What Kenney should be doing right now is asking “what if oil prices don’t go up?” What if the bottom falls out of the world oil prices as a combination of alternative sources and a global demand for zero-carbon energy courses takes hold? What if the bottom falls out of Alberta’s economy and there’s no floor?

The reaction from Alberta politicians suggests that the rest of Canada should be grateful to have it as a member of confederation and ready to bend over backward to support Alberta’s needs. After all, Alberta contributed $611-billion to Confederation between 1961 and 2017. Source.

But paying money is not by itself enough to generate a feeling of gratitude. For one thing, Ontario – the province where I grew up and where I live now – paid $723 billion in the same period of time – and even more between the years 1905-1961, when Alberta was a basket case. And Ontario made these contributions without the benefit of pool of oil sitting just under the surface.

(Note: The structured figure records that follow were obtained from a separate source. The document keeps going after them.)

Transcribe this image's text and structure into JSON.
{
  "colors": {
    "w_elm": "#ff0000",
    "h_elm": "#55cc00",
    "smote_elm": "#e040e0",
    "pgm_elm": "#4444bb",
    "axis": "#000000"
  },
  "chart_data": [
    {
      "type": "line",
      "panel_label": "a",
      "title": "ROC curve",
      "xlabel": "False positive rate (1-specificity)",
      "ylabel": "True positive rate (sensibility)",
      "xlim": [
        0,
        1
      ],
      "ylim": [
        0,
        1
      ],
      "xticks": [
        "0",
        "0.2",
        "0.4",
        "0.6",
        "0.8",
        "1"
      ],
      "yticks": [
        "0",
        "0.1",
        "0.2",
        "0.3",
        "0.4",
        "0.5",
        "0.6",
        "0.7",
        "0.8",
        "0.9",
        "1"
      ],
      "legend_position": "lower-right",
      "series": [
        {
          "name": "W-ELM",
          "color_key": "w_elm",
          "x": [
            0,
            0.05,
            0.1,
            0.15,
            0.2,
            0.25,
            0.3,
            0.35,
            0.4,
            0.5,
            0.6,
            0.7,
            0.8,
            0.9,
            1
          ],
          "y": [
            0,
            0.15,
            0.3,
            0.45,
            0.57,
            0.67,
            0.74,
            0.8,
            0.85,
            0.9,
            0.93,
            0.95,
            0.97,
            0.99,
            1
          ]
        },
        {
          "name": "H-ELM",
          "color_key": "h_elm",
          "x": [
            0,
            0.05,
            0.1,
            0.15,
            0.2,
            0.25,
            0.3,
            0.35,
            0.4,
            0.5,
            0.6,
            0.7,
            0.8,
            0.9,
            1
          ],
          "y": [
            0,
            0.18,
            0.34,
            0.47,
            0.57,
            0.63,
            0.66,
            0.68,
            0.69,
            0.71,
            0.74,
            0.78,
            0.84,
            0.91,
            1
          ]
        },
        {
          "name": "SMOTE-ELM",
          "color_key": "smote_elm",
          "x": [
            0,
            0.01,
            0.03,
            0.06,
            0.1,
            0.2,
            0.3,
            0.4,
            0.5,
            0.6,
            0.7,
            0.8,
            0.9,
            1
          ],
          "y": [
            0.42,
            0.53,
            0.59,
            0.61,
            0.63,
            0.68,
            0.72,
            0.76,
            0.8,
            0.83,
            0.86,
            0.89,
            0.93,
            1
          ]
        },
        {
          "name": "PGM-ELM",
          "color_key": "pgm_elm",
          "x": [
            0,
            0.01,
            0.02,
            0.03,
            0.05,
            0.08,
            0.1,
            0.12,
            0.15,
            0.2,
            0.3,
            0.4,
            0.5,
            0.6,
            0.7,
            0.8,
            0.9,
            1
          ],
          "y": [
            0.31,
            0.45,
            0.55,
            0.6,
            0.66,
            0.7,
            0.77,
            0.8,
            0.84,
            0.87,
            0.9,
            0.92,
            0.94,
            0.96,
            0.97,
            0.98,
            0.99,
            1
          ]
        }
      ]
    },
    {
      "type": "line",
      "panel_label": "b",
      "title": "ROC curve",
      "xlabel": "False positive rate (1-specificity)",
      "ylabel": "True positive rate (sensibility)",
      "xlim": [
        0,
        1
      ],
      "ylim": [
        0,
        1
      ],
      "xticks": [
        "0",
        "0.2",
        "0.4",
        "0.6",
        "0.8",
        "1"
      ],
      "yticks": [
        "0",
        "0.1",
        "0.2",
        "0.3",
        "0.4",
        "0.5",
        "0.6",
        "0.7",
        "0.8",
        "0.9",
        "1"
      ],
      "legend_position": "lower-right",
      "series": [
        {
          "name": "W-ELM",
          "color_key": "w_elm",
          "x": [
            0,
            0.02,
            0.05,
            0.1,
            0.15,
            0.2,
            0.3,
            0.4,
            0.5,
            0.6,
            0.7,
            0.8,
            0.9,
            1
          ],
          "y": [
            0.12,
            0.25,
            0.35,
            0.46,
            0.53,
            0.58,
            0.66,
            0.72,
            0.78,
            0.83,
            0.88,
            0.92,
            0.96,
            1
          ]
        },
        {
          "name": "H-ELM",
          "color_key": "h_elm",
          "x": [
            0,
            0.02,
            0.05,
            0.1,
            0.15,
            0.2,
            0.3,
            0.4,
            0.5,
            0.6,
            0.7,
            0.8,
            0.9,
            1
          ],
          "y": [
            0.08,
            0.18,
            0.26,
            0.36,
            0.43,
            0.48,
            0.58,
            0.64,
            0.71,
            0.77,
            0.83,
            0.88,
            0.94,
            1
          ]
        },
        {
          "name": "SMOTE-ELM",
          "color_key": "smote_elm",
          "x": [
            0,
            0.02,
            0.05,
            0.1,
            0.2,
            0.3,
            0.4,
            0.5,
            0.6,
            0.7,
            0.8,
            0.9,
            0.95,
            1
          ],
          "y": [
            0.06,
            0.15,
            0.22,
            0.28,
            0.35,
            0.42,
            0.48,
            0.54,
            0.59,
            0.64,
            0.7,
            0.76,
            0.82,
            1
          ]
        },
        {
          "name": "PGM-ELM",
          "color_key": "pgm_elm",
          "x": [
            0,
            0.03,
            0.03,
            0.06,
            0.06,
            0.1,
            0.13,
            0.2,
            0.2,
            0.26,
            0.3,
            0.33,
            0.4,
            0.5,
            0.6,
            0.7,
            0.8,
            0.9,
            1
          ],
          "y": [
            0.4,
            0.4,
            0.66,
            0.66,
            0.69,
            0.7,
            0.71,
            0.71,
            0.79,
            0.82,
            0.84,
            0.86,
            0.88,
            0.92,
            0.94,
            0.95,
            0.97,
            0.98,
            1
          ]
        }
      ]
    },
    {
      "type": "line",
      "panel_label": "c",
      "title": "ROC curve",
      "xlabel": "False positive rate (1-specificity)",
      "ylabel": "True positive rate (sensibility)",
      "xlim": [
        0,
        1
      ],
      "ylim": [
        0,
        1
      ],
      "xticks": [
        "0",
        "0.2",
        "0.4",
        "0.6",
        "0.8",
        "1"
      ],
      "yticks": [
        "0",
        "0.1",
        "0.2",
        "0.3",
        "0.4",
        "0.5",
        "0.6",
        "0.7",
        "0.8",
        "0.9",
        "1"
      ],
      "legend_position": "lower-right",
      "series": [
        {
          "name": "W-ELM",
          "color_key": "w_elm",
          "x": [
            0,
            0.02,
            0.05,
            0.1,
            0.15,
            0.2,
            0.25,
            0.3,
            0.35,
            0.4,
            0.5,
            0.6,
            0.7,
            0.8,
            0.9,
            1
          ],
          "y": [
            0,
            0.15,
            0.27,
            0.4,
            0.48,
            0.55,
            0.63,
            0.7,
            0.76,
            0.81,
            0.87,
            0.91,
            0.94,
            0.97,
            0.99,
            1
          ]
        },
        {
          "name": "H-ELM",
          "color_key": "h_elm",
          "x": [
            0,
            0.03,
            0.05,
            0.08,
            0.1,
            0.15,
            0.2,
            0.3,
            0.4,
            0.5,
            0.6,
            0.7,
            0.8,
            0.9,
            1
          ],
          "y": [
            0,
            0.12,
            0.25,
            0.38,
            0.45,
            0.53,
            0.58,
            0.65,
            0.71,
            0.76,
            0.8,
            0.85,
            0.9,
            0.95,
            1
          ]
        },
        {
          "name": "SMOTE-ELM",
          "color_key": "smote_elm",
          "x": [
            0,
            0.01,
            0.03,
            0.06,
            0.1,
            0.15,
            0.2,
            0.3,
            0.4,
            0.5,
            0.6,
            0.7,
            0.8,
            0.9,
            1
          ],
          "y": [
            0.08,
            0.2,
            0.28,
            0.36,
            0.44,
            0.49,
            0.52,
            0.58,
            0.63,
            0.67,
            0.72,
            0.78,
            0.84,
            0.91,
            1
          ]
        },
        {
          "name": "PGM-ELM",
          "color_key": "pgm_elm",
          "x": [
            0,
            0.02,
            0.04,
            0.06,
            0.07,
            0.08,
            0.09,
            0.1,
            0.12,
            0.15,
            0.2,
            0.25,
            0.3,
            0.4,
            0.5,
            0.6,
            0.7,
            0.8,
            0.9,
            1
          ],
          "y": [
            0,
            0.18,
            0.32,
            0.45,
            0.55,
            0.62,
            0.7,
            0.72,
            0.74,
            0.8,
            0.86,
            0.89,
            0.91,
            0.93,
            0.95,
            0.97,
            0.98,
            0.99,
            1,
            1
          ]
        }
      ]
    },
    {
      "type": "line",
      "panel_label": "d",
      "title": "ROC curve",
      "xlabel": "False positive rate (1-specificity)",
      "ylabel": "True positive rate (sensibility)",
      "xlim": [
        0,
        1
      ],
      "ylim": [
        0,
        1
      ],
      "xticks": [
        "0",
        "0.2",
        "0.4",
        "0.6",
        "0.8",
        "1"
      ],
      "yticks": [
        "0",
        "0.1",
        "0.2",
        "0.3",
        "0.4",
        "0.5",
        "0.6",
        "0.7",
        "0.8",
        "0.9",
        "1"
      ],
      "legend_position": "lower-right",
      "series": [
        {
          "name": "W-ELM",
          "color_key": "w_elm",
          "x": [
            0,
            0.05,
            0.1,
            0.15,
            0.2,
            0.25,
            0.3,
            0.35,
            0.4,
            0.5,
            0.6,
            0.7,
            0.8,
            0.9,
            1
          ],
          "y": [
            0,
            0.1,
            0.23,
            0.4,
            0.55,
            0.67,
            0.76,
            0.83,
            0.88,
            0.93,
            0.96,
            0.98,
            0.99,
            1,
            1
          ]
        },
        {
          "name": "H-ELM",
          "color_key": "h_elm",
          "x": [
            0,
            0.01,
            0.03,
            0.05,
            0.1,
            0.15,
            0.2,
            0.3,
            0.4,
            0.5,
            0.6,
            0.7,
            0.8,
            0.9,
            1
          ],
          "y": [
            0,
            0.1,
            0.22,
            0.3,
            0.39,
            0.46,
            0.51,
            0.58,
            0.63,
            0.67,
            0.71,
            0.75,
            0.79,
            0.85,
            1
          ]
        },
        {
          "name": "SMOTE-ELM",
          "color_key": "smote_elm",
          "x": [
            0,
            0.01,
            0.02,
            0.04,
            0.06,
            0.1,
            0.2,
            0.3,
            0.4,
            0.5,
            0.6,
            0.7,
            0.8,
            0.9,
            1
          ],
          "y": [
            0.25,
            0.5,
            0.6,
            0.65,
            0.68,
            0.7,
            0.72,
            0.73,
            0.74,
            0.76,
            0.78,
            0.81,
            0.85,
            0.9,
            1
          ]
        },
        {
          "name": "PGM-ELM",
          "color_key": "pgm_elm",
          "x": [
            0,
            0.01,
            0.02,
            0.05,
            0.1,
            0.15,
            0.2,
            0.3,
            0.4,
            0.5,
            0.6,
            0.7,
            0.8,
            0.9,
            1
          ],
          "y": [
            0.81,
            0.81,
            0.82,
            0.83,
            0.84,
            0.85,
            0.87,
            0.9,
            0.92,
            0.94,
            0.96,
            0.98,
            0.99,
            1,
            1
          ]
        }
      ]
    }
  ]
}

And Ontarians (like Quebeckers, and the rest of the country) pay their fair share of taxes. Conservative news coverage depicts equalization payments as some sort of hypothetical ‘cost’ to individual Alberta families, but take no account of the free ride Albertans have granted themselves as a result of the oil boom, and take no account of the benefits Albertans could have accrued had the province not thrown away the opportunities offered by Canada in the past.

If Jason Kenney decides to cut the province out of the benefits of the Canadian tax system, pension system, health and education benefits, and presumably other benefits as well, it will be difficult to find a sympathetic ear when the province really needs Canadian support to make the Alberta-first approach work.

British Columbia, when being asked to support an expanded pipeline to salt water, cannot be faulted when it recalls that Ralph Klein’s solution to provincial poverty was to provide poor people with one-way bus tickets to Vancouver. Source. Provincial governments have been happy to export Alberta’s problems and to lay the blame at Ottawa’s feet, but in fact, most of their misfortune has been the result of their own short-sightedness.

Even so, the rest of Canada will still lend a sympathetic ear. That’s why Justin Trudeau spent $3 billion of our money to buy a pipeline project for Alberta, even though he probably knew it would not gain him a single vote in the west. And it’s why the rest of Canada continues to support economic basket cases in eastern Canada, not because they are particularly well-managed, not because we think that they will One Day become successful, but because they are part of us, and that’s what Canadians do.

Before they cut too many economic ties, I would recommend that the people of Alberta look at the benefits of being Canadian. It goes beyond what we have – and world – provide by way of support, and equalization payments, and a stable and prosperous home market. We have shared both the risks and benefits of prosperity, and even though it is an approach Albertan voters have mostly eschewed through the years, it has nonetheless served them well.

One thought on “Alberta’s Fair Deal

  1. ““what if oil prices don’t go up”. What ever happened to the days when countries were self sufficient? Why must our resources be so liquid? Why do we need more pipelines?

    You seem to think that we must export our raw product to the markets and we need Canada to do it.

    There is only one beneficiary of higher oil volume leaving the province and that is not Albertans, as all of the oil companies pillaging our Alberta resources are getting the oil for free.

    If you don’t believe me. Place Edmonton into the scale… then place Dubai on the otherside. That is just a visual on the benefits of our oil.

    They have billions of dollars huge life styles and we are just begging for a fair wage for our sweat equity and are living in shanties in comparison.

    In 1947 Premier Earnest Manning stood on oil well number one in Leduc and said that if international conglomerates gain control of our resources we will lose all prosperity.

    To shorten this up. We merely need to produce our oil and convert it into the finished product for our own needs.

    We don’t have to export more but merely manage what we have. Alberta is highly under estimated and we have the where with all to discover our own destiny with out Canada who offers us only the very shoddiest of services.